Барятинский отлично понимал, что Мирский совершает грубейшую передержку. Обвинения Муравьева, высказанные в письме к Ермолову, были направлены не против кавказских войск, а против погрязших в роскоши, лени и усыплении начальников, прежде всего против Воронцова и против него, Барятинского, ведь это он требовал «присылки войск для защиты войск». Но возражать Барятинский не стал. Ответ Муравьеву несомненно произведет большое впечатление в дворцовых кругах, где генерала не очень-то любят, и Барятинского этот ответ устраивал. Может быть, более чем кого другого сжигала князя ненависть к Муравьеву, только он заставлял себя сдерживаться, подбирая материал против ненавистного генерала и выжидая удобного случая, чтобы уехать в Петербург и там свалить его, не брезгуя никакими средствами.
Вскоре письмо Святополк-Мирского пошло в переписку и не миновало Муравьева.
Догадаться, что написано оно не без ведома Барятинского, не представляло труда. Муравьев вызвал начальника штаба.
– Я хотел спросить вас, князь, – сказал он прямо. – Читали ли вы письмо, подписанное Мирским?
– Читал и содержание его тем более меня огорчило, что человек, дерзнувший написать это письмо, очень мне близок.
– В таком случае оставим этот разговор.
– Почему же? – возразил князь. – Несмотря на близкие мои отношения с Мирским, я могу судить о его поступке беспристрастно и не одобряю его.
– А что вы скажете, если я предам Мирского суду? Какого вы мнения об этом?
– Конечно, вы можете предать его суду, и он того заслуживает, но вряд ли это удобно и для вас, так как вы сами подали ему повод и пример вашим письмом к Ермолову.
– Это вопрос другой. Изложенное в письме к Ермолову я готов повторить где угодно. И не мне бояться пасквилянтства вашего близкого друга и тех, кто за ним. Прошу посоветовать Святополк-Мирскому просить перевода из Кавказского корпуса, я отпущу, тем и кончим.
Барятинский еле сдерживал готовое прорваться озлобление. Щеки его покрылись багровыми пятнами, губы дрожали.
– При сложившихся обстоятельствах, – произнес он, – моя служба в должности начальника штаба корпуса делается весьма затруднительной. Может быть, ваше высокопревосходительство, сочтете возможным отпустить и меня?
Муравьев взглянул ему прямо в глаза и с полной невозмутимостью проговорил:
– Причин для задержки с моей стороны вы не встретите, князь.

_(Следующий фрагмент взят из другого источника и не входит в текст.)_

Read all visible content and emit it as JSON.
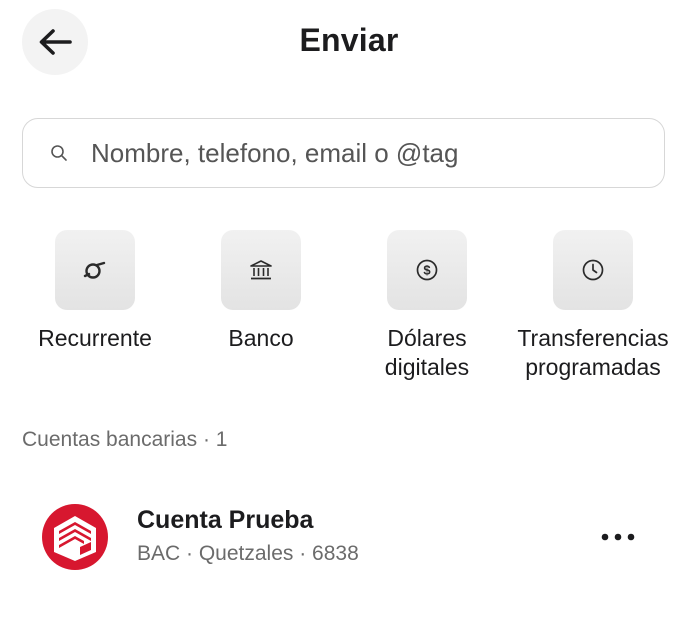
{
  "header": {
    "title": "Enviar",
    "back_icon": "arrow-left-icon"
  },
  "search": {
    "placeholder": "Nombre, telefono, email o @tag",
    "icon": "search-icon"
  },
  "actions": [
    {
      "label": "Recurrente",
      "icon": "recurring-icon"
    },
    {
      "label": "Banco",
      "icon": "bank-icon"
    },
    {
      "label": "Dólares\ndigitales",
      "icon": "dollar-coin-icon"
    },
    {
      "label": "Transferencias\nprogramadas",
      "icon": "clock-icon"
    }
  ],
  "section": {
    "title": "Cuentas bancarias · 1"
  },
  "accounts": [
    {
      "name": "Cuenta Prueba",
      "details": "BAC · Quetzales · 6838",
      "logo": "bac-logo",
      "more_icon": "more-horizontal-icon"
    }
  ],
  "colors": {
    "logo_red": "#d7172f",
    "tile_bg": "#e9e9e9",
    "secondary_text": "#6b6b6b"
  }
}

Муравьев знал, какого страшного врага имеет он в лице Барятинского, и не сомневался, что, возвратившись в Петербург, князь будет всемерно ему вредить и вскоре сменит его на посту наместника. Уезжая с Кавказа, Барятинский произвел распродажу своего имущества, в том числе фортепьяно, купить которое пожелал Муравьев.
– Только я совершенно запамятовал, ваше высокопревосходительство, за какую цену оно было куплено, – сказал Барятинский.

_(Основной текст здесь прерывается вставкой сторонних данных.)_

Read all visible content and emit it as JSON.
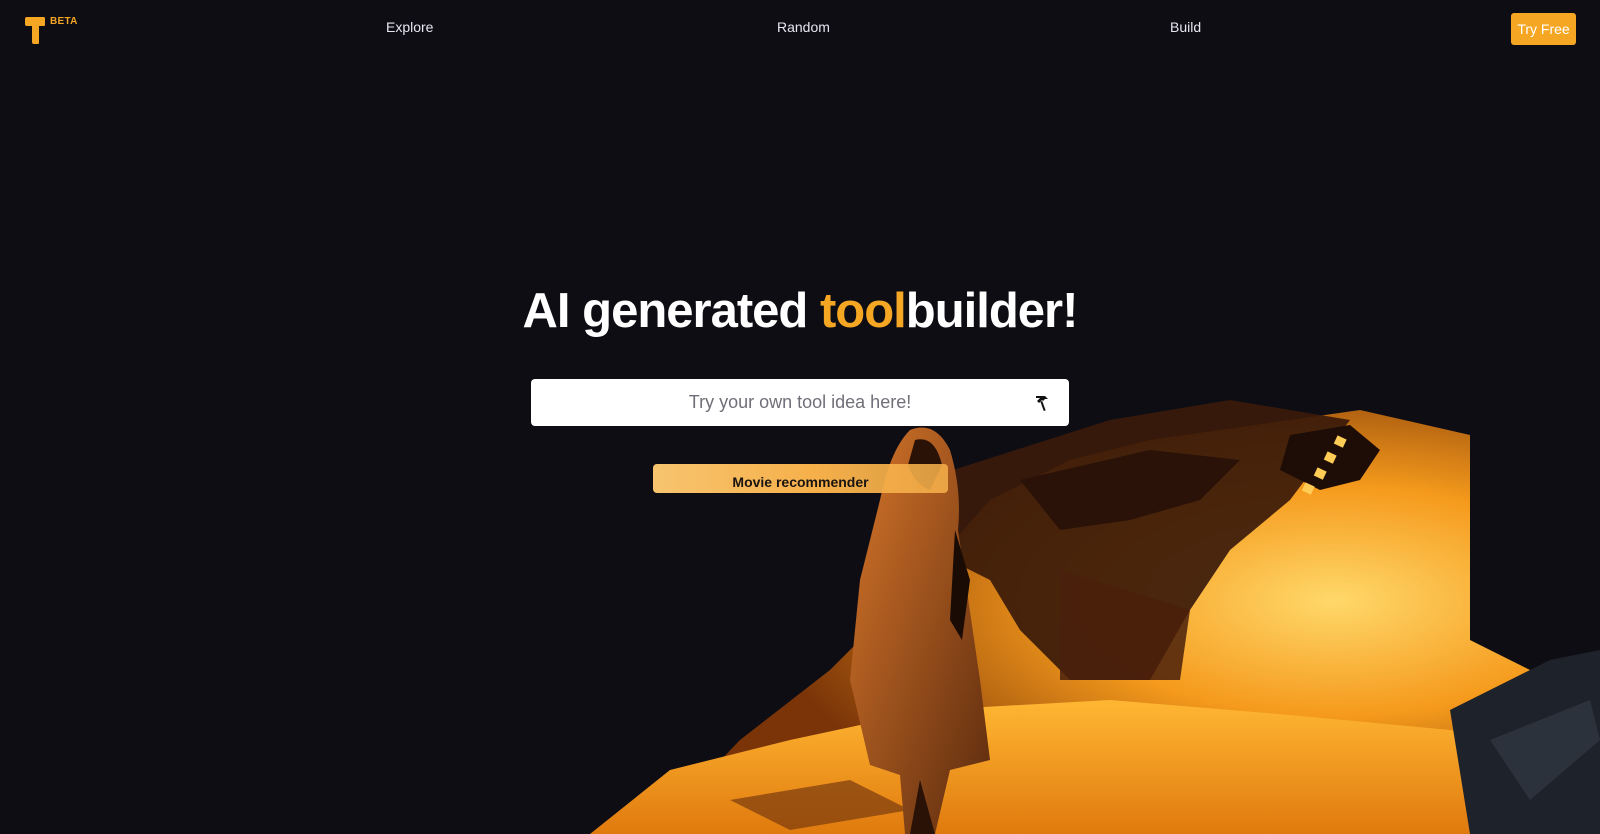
{
  "header": {
    "logo_badge": "BETA",
    "nav": [
      {
        "label": "Explore"
      },
      {
        "label": "Random"
      },
      {
        "label": "Build"
      }
    ],
    "cta_label": "Try Free"
  },
  "hero": {
    "headline_part1": "AI generated ",
    "headline_accent": "tool",
    "headline_part2": "builder!",
    "search_placeholder": "Try your own tool idea here!",
    "submit_icon": "hammer-icon",
    "suggestion_label": "Movie recommender"
  },
  "colors": {
    "accent": "#f5a623",
    "background": "#0f0d14",
    "search_bg": "#ffffff"
  }
}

– За ту же цену, которую вы назначите, я вам и возвращу это фортепьяно, когда вы приедете на мое место, что, конечно, не замедлится, – ответил с легкой усмешкой Муравьев.

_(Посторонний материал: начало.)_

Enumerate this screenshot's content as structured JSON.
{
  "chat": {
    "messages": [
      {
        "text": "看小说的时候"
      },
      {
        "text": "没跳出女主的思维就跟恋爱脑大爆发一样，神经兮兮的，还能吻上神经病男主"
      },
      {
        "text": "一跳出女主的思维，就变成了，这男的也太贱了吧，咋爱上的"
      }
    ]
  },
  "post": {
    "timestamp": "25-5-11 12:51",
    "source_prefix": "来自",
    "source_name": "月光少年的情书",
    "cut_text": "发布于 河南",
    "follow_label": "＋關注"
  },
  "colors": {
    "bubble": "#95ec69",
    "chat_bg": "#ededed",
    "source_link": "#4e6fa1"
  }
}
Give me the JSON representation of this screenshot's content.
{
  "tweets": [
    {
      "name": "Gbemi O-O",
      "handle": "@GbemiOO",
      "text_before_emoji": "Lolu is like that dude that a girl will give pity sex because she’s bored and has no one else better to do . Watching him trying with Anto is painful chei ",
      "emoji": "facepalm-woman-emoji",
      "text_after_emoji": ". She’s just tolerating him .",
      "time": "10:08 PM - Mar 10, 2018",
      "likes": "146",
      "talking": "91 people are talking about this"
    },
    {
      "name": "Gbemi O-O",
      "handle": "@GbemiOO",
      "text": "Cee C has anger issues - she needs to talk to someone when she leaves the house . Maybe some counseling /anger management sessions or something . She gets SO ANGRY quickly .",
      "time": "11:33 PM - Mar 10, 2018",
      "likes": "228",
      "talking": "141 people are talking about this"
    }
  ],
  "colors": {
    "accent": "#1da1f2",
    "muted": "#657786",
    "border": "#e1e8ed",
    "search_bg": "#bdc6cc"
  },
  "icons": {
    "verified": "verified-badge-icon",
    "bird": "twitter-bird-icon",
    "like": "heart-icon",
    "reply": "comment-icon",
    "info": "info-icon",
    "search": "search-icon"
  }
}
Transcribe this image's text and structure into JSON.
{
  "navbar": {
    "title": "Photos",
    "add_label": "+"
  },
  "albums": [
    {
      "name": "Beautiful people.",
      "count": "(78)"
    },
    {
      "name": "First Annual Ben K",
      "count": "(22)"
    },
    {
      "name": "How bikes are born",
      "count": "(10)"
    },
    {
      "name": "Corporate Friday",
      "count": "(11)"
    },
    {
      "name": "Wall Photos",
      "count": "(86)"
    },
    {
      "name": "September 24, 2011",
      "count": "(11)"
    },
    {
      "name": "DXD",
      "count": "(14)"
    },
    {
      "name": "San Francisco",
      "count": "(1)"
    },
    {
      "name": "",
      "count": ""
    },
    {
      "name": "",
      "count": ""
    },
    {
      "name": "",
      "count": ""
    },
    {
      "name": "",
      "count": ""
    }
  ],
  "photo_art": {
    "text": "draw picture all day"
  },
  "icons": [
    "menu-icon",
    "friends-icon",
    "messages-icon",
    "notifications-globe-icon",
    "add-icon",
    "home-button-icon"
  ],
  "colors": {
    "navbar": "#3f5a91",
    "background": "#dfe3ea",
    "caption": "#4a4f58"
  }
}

– В таком случае, – любезно ответил князь, – я желаю, чтобы фортепьяно потеряло от времени как можно большую ценность, чтобы мне пришлось платить дешевле.
Фраза эта, впрочем, никого в заблуждение не ввела.
Приехав в Петербург, Барятинский начал всячески порочить Муравьева, выставляя его в глазах царя и высшего начальства невежественным, грубым педантом и настойчиво добиваясь своего назначения на его место. Против Муравьева действовали также уволенные им из канцелярии бездельники, вроде графа Соллогуба, которыми был окружен Воронцов. «Теперь выезжающие из Грузии, поди, тобою не удерживаемые, – писал Муравьеву из Москвы Ермолов, – конечно, не хвалят тебя, лишась жизни без всякого труда и даром получаемого хорошего содержания. Есть и другого рода нерасположенные, которые хотя и служат с тобою, но с ними не то обращение, которое издавна приучило их мечтать, что они люди превосходные и, может быть, трудно заменяемые».
Муравьев, отлично осведомленный обо всех кознях против него, относился к ним с философским спокойствием. Ему шел шестьдесят третий год. Он служил не императору, а своему отечеству. Было, бы оно довольно его совестливым трудом, а все остальное не так уж важно!
… Муравьев вел суровую спартанскую жизнь. Пользовавший его врач И.И.Европеус засвидетельствовал: «Он избегал всякой роскоши, спал обыкновенно в своем кабинете, на соломенном тюфяке, накрываясь шинелью. Вставая довольно рано, он выходил к утреннему чаю в той же шинели внакидку; так принимал и у себя в кабинете не только своих адъютантов, но и штаб-офицеров, являвшихся к нему по службе. Стол его был русский, сытный и несложный, к обеду подавали, и то не всегда, по бутылке белого и красного вина, но сам Николай Николаевич почти ничего не пил, утоляя жажду простым квасом. Он любил русскую баню, был страстный охотник попариться, но умел переносить и жесточайший холод. В самые трескучие морозы он прогуливался в одном сюртуке и не любил изнеженных маменькиных сынков, увидев на ком-нибудь из офицеров шинель с бобровым воротником, делал замечание, что-де такая шинель – роскошь для солдата, что он сам шинели с бобровыми воротниками никогда не нашивал. Сколько я мог заметить, Николай Николаевич не проводил даже часу без дела и мало заботился о собственных своих удобствах. Он был строг к самому себе и взыскателен с подчиненными. Но солдаты его любили: он мало налегал на фрунтовую службу, заботясь более о их удобствах, довольствии, помещении, даже о развлечениях».[63]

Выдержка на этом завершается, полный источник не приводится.